Billet - Le néganthrope
Je disais l’autre jour à un mien camarade que l’entropie, piège pour Trissotin, me paraissait aujourd’hui un concept fructueux. Mon ami se pique de science et sait que je n’y entends rien. Aussi rappela-t-il, simplifiant à mon usage, que si je mêle un demi-verre d’eau chaude et un autre d’eau froide, j’obtiens un verre d’eau tiède lequel, si je le laisse tranquille, sera bientôt froid. Toute énergie se dégrade en ce bas monde en sorte que celui-ci, abandonné à lui-même, tendrait vers l’indistinction. Assuré de ce point de départ, nous observâmes de concert que le propre de l’homme pourrait bien être de lutter contre cette dégradation entropique. Sur quoi mon interlocuteur, féru de mauvais calembours comme le sont souvent les savants désireux de se divertir, proposa de nommer « néganthrope » le trublion humain.
Nous nous mîmes à détailler les œuvres par lesquelles le malheureux poursuit obstinément son combat. Nous vîmes que ce labeur immémorial visait tout bonnement à séparer les choses, créant ainsi de l’ordre, ordre vital. La maison qu’il bâtit le sépare de l’espace hostile. Ses maisons font des villes, distinctes de l’univers campagnard. Il s’évertue à renforcer les différences, charmantes ou nécessaires, que la nature a instituées entre hommes et femmes. Il trace des frontières, séparant les hommes innombrables en entités maîtrisables. Il exalte à son profit, et souvent affreusement, les couleurs et les formes qui distinguent les races. Au sein d’une même cité, il instaure des classes, donnant du « Monsieur » à l’un et du « Mon brave » à l’autre. Obéissant à la malédiction babélienne, il invente des façons diverses de s’exprimer, lesquelles définissent l’étranger. Il morcelle même le temps insaisissable : « Trois mille six cents fois par heure la seconde / Chuchote : Souviens-toi ! » (1).
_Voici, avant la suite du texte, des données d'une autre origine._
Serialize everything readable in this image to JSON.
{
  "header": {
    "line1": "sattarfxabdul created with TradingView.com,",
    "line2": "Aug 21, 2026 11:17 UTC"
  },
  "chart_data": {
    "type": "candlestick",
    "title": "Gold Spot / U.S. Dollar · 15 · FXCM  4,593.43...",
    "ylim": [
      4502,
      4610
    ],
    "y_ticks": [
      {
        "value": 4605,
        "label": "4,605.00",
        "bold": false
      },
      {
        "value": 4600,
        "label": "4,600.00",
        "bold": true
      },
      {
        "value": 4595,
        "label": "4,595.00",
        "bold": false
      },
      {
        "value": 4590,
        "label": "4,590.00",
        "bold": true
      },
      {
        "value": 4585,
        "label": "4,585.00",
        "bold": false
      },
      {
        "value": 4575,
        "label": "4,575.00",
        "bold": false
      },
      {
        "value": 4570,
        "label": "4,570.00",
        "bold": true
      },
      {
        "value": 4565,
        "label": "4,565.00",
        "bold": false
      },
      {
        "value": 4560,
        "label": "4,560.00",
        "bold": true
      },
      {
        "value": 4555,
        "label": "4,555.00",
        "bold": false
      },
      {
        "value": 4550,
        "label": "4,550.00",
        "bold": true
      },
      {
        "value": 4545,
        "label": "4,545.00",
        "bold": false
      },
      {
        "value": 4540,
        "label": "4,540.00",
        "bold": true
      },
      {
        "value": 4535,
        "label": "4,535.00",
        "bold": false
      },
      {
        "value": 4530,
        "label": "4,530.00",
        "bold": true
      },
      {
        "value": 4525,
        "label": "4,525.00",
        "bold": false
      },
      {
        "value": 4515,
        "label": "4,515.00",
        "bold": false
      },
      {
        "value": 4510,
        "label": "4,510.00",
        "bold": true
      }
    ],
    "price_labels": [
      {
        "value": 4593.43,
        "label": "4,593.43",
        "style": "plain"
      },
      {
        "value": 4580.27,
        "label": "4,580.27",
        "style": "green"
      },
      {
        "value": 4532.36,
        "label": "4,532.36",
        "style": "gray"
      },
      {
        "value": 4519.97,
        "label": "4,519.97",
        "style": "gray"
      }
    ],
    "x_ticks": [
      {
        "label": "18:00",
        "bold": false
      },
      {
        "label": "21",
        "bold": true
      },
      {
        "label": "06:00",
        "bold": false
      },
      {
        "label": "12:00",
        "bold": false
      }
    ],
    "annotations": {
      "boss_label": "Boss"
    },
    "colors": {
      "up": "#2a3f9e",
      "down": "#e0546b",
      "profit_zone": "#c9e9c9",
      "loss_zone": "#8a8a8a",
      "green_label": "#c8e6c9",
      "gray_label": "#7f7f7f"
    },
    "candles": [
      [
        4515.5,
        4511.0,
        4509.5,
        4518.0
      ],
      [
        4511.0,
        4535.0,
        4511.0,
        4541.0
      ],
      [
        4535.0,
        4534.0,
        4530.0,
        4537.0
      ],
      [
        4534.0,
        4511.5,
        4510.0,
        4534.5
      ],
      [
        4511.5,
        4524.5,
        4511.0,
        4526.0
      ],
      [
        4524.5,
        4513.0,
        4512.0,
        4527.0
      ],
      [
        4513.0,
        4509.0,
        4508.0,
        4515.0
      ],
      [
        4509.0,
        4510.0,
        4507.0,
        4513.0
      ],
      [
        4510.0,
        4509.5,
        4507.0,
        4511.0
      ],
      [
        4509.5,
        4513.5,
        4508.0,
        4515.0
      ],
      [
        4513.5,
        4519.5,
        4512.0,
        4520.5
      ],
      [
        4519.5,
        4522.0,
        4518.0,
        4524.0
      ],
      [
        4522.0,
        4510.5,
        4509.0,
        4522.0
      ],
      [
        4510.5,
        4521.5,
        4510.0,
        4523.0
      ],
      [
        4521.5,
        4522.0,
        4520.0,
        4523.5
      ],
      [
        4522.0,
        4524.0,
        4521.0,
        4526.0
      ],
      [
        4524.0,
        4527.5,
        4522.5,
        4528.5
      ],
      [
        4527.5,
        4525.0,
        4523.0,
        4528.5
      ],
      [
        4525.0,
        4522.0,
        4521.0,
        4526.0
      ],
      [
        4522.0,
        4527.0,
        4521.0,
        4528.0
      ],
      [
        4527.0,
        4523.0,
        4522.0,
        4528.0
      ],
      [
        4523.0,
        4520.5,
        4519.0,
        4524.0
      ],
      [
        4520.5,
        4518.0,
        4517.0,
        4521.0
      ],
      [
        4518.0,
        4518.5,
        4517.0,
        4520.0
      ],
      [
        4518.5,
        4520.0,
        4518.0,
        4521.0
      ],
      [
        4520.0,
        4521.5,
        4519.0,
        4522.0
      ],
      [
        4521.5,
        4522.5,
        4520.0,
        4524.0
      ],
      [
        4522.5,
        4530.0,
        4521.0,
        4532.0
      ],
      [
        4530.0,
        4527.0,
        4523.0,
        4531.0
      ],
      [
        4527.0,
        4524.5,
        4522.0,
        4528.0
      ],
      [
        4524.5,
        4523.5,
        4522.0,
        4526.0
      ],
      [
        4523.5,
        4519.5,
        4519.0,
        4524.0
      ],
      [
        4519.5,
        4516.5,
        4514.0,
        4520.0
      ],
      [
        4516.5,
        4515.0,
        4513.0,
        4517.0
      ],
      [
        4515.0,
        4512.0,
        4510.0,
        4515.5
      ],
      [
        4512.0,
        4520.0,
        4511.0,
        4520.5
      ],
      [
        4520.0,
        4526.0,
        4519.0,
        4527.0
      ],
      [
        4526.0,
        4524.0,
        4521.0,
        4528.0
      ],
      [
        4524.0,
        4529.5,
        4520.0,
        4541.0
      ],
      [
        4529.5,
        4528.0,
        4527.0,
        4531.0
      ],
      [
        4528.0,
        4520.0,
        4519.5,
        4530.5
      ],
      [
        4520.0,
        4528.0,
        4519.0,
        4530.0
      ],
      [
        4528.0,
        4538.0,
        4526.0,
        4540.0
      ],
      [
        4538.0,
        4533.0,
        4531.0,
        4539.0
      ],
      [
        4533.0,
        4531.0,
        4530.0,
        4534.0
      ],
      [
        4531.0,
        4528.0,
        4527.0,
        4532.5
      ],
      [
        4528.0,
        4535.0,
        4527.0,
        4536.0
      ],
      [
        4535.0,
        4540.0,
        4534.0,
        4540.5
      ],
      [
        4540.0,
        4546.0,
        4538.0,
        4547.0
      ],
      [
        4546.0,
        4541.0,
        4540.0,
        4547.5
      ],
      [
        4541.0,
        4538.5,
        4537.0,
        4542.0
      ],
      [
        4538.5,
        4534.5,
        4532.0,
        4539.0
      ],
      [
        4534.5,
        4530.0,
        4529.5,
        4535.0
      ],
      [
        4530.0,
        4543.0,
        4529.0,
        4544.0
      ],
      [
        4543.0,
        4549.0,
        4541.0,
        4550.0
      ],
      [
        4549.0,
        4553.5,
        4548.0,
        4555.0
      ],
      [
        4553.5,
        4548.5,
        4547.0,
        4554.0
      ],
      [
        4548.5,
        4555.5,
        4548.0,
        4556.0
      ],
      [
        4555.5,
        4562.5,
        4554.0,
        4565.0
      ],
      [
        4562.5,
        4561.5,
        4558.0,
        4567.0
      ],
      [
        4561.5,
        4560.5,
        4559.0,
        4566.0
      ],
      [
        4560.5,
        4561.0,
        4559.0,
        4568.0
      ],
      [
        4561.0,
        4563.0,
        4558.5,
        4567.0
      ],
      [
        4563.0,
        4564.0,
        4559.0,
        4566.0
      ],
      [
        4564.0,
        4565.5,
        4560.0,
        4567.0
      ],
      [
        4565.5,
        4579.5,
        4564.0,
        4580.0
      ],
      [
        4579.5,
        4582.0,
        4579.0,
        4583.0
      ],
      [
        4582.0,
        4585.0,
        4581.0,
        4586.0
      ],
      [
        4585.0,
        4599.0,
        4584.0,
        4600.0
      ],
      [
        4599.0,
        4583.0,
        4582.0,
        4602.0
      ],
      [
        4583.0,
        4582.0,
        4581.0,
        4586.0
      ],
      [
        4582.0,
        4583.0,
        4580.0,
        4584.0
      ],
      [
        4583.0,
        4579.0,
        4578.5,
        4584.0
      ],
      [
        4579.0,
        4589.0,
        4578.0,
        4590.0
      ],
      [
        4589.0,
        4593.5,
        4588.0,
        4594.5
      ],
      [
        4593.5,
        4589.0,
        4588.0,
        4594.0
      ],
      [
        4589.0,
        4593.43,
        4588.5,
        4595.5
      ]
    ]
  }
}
Comme mon ami se réjouissait de cette démonstration, je lui fis observer que sa jubilation était bien mal venue, que l’entropie avait plus d’un tour dans son sac, que son néganthrope était en perdition et que, calembour pour calembour, c’est philentrope qu’il fallait désormais le nommer. Ne vois-tu pas, lui dis-je, le prodigieux retournement qui, commencé depuis quelques siècles, se précipite en une accélération sans frein ? À tout instant par Internet n’importe qui dit de n’importe où n’importe quoi à n’importe qui. Saluant cette « libération », l’époque voit dans la mondialisation vertu et dans la séparation scandale. Vive le désordre, dit le désordonné, créateur d’entropie, homme à l’envers ! La fin du monde est là, retour à la case départ. Dieu, alors, inévitable ! qu’attend-il, désormais, de l’homme ? Que, contre toute attente, il se remette à la tâche qui lui avait été assignée, Sisyphe acharné à hisser son rocher sur la pente entropique ? Qu’à l’inverse, au final de la pièce, il se fasse auxiliaire de l’Éternel en sa sortie de scène ? C’est à ce deuxième parti que semble se rallier Jean Baudrillard, voyant « l’espèce humaine investie de cette noble tâche : déclencher le code de disparition automatique du monde » (2). ♦
(1) Baudelaire, « L’Horloge », in Les Fleurs du mal.
(2) Le crime parfait, Galilée, 1995.